An manchen Tagen mehr, an anderen weniger. Aber ich habe gelernt, damit zu leben, denn in meinem Einsatz wusste ich einfach nichts über den Krieg. Da ich mich jetzt so sehr gegen ihn wehre, da ich weiß, was ich nun weiß, gibt es einen Ausgleich für das, was in der Vergangenheit passierte. Das macht es auch einfacher, wenn ich heute mit Irakern rede.
Sie sind am 21. April 2007 vor ihrem zweiten Einsatz nach Deutschland desertiert.

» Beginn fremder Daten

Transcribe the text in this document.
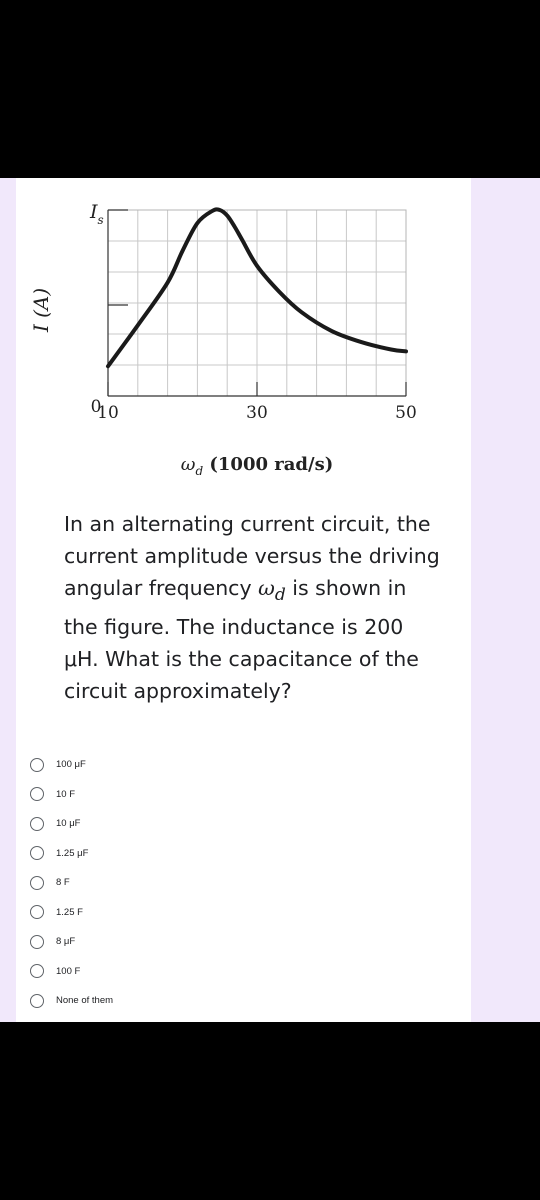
I (A)
$I_s$
0
10	30	50
$\omega_d$ (1000 rad/s)
In an alternating current circuit, the current amplitude versus the driving angular frequency $\omega_d$ is shown in the figure. The inductance is 200 μH. What is the capacitance of the circuit approximately?
100 μF
10 F
10 μF
1.25 μF
8 F
1.25 F
8 μF
100 F
None of them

Was gab den Ausschlag?
Ich wollte nicht mehr verantwortlich sein für das, was dort passiert. Zu diesem Zeitpunkte wusste ich genau, was wir dort tun. Wenn ich einmal Kinder haben sollte und sie mich fragen: Warum hast du in diesem Krieg mitgemacht?, dann kann ich ihnen sagen, dass ich im ersten Einsatz keine Ahnung hatte, was dort wirklich passiert. Wenn ich das zweite Mal gegangen wäre, hätte ich keine Entschuldigung mehr gehabt. Außerdem wusste ich, man kann das System nicht als Soldat von innen bekämpfen. Sie hätten mir Handschellen angelegt und mich in den Knast gesteckt. Seit ich untergetaucht bin, bekomme ich dagegen Unterstützung von der Zivilbevölkerung.
Seit Sie im November 2008 Asyl in Deutschland beantragt haben, leben Sie mit Irakern und Afghanen in einem deutschen Asylbewerberheim. Gibt es Konflikte?
Nein, das sind großartige Menschen. Wie reden über fast alles. Ich versteh nicht, warum im Westen jeder Mensch aus dem Nahen Osten als potenzieller Selbstmordattentäter gebrandmarkt wird. Wir haben auch radikale Freaks in den USA, trotzdem kommt kein russischer Fernsehsender und behauptet, jeder Amerikaner sei ein Psychopath. Diese auf Rassismus basierende Stigmatisierung der Menschen muss aufhören. Warum fördern Regierungen das? Um die Menschen daheim zu kontrollieren.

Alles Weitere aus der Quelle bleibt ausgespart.